I never got just why the big robot had to be reinterpreted as some evil deity.

Big giant robot that consumed planets to power itself seems pretty straightforward enough that it does not need special extra fluff added to it making it into something more.

Just make him some ancient superweapon that kept on going after the enemy was eradicated, or maybe a factory bot that was meant to consume raw matter and work it into usable metals etc. Only now it's eating inhabited planets.

I always thought Unicron was just "too" big, to the point of not being the same kind of threat anymore.

Big robots showing up make the stakes higher. Like Devastator showing up meant shit got real since he was hug enough to kick anyone. Trypticon and Metroplex were both too huge for the regular bots to handle and no weapon was good enough to hurt them.

But then Unicron is so fuckhuge that it turns into a virus/body situation. He's too big to punch or brawl with anyone so it never happens. But at the same time he's too big to deal with what to him is microscopic sized infiltrators going into his body and ripping shit up. There really is no reason for him to be a humanoid robot since there is nothing for him to do as a humanoid bot in the first place.

my apologies

But that's his brother

The guy who wrote that backstory only saw the movie, so he came up with an explanation based on its context.

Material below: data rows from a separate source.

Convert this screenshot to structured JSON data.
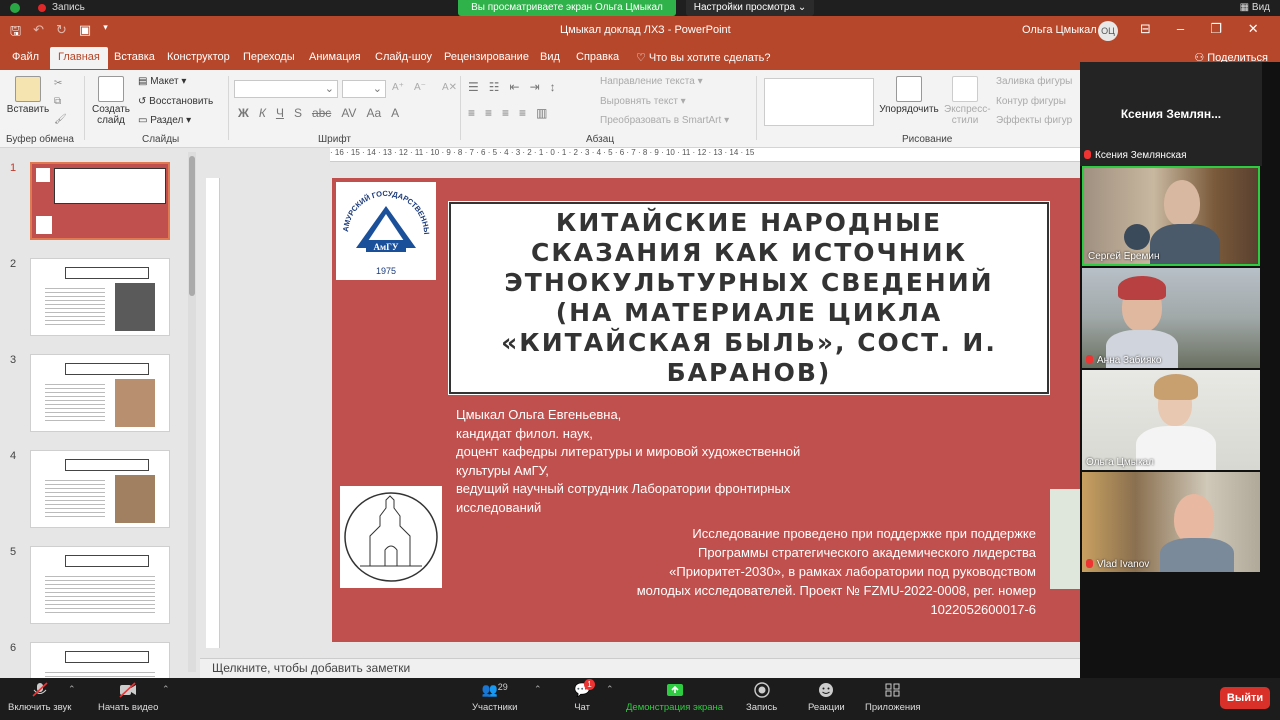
{
  "zoom": {
    "recording_label": "Запись",
    "share_banner": "Вы просматриваете экран Ольга Цмыкал",
    "view_options": "Настройки просмотра",
    "view_button": "Вид",
    "participants_count": "29",
    "chat_badge": "1",
    "toolbar": {
      "mute": "Включить звук",
      "video": "Начать видео",
      "participants": "Участники",
      "chat": "Чат",
      "share": "Демонстрация экрана",
      "record": "Запись",
      "reactions": "Реакции",
      "apps": "Приложения",
      "leave": "Выйти"
    },
    "colors": {
      "share_green": "#2fb24a",
      "leave_red": "#d9312a"
    }
  },
  "powerpoint": {
    "doc_title": "Цмыкал доклад ЛХЗ  -  PowerPoint",
    "user_name": "Ольга Цмыкал",
    "user_initials": "ОЦ",
    "tabs": [
      "Файл",
      "Главная",
      "Вставка",
      "Конструктор",
      "Переходы",
      "Анимация",
      "Слайд-шоу",
      "Рецензирование",
      "Вид",
      "Справка"
    ],
    "tell_me": "Что вы хотите сделать?",
    "share_label": "Поделиться",
    "ribbon": {
      "paste": "Вставить",
      "clipboard_group": "Буфер обмена",
      "new_slide": "Создать слайд",
      "layout": "Макет",
      "reset": "Восстановить",
      "section": "Раздел",
      "slides_group": "Слайды",
      "font_group": "Шрифт",
      "text_direction": "Направление текста",
      "align_text": "Выровнять текст",
      "smartart": "Преобразовать в SmartArt",
      "paragraph_group": "Абзац",
      "arrange": "Упорядочить",
      "quick_styles": "Экспресс-стили",
      "drawing_group": "Рисование",
      "shape_fill": "Заливка фигуры",
      "shape_outline": "Контур фигуры",
      "shape_effects": "Эффекты фигур"
    },
    "accent_color": "#b7472a",
    "thumbnails": [
      {
        "num": "1",
        "title": "КИТАЙСКИЕ НАРОДНЫЕ СКАЗАНИЯ КАК ИСТОЧНИК ЭТНОКУЛЬТУРНЫХ СВЕДЕНИЙ (НА МАТЕРИАЛЕ ЦИКЛА «КИТАЙСКАЯ БЫЛЬ», СОСТ. И. БАРАНОВ)"
      },
      {
        "num": "2",
        "title": "БАРАНОВ ИППОЛИТ ГАВРИЛОВИЧ"
      },
      {
        "num": "3",
        "title": "ЖУРНАЛ «ВЕСТНИК АЗИИ»"
      },
      {
        "num": "4",
        "title": "ЦИКЛ «КИТАЙСКАЯ БЫЛЬ»"
      },
      {
        "num": "5",
        "title": "И. БАРАНОВ, «КИТАЙСКАЯ БЫЛЬ»"
      },
      {
        "num": "6",
        "title": "И. БАРАНОВ, «КИТАЙСКАЯ БЫЛЬ»"
      }
    ],
    "notes_placeholder": "Щелкните, чтобы добавить заметки"
  },
  "slide": {
    "title": "КИТАЙСКИЕ НАРОДНЫЕ СКАЗАНИЯ КАК ИСТОЧНИК ЭТНОКУЛЬТУРНЫХ СВЕДЕНИЙ (НА МАТЕРИАЛЕ ЦИКЛА «КИТАЙСКАЯ БЫЛЬ», СОСТ. И. БАРАНОВ)",
    "author_lines": [
      "Цмыкал Ольга Евгеньевна,",
      "кандидат филол. наук,",
      "доцент кафедры литературы и мировой художественной",
      "культуры АмГУ,",
      "ведущий научный сотрудник Лаборатории фронтирных",
      "исследований"
    ],
    "funding": "Исследование проведено при поддержке при поддержке Программы стратегического академического лидерства «Приоритет-2030», в рамках лаборатории под руководством молодых исследователей. Проект № FZMU-2022-0008, рег. номер 1022052600017-6",
    "logo_university": "АМУРСКИЙ ГОСУДАРСТВЕННЫЙ УНИВЕРСИТЕТ",
    "logo_abbr": "АмГУ",
    "logo_year": "1975",
    "background": "#c0504d"
  },
  "gallery": {
    "active_speaker": "Ксения  Землян...",
    "active_speaker_full": "Ксения Землянская",
    "tiles": [
      {
        "name": "Сергей Еремин",
        "muted": false
      },
      {
        "name": "Анна Забияко",
        "muted": true
      },
      {
        "name": "Ольга Цмыкал",
        "muted": false
      },
      {
        "name": "Vlad Ivanov",
        "muted": true
      }
    ]
  }
}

The movie has a lot of mystical elements involving the Matrix of Leadership and prophecy and feels like a fantasy story that's only aesthetically sci-fi. Narratively, Unicron is treated as a legendary evil that a magic weapon is prophesied to defeat. Explaining him as an evil space god isn't really that weird.

Did Marvel RIP off the "unicorns head is a moon" thing for Knowhere? Granted there was a D&D setting in the 90s that did the "inside the floating severed head of a God" thing too

Those are all the same thing described differently. People like you are the reason the war department was renamed to the defense department

>There really is no reason for him to be a humanoid robot since there is nothing for him to do as a humanoid bot in the first place.
/m/ here, you suck

Perhaps he likes Galactus cloud as well.

I didn't know that.

desu I think I like the Armada version best, where he's literally just powered by negativity ,hate and conflict

He's right though.

In all the transformers iterations, they've never had Unicron get into a giant robot fist-fight with cybertron/Primus so what's the point?

He's more threatening in his planet form anyway.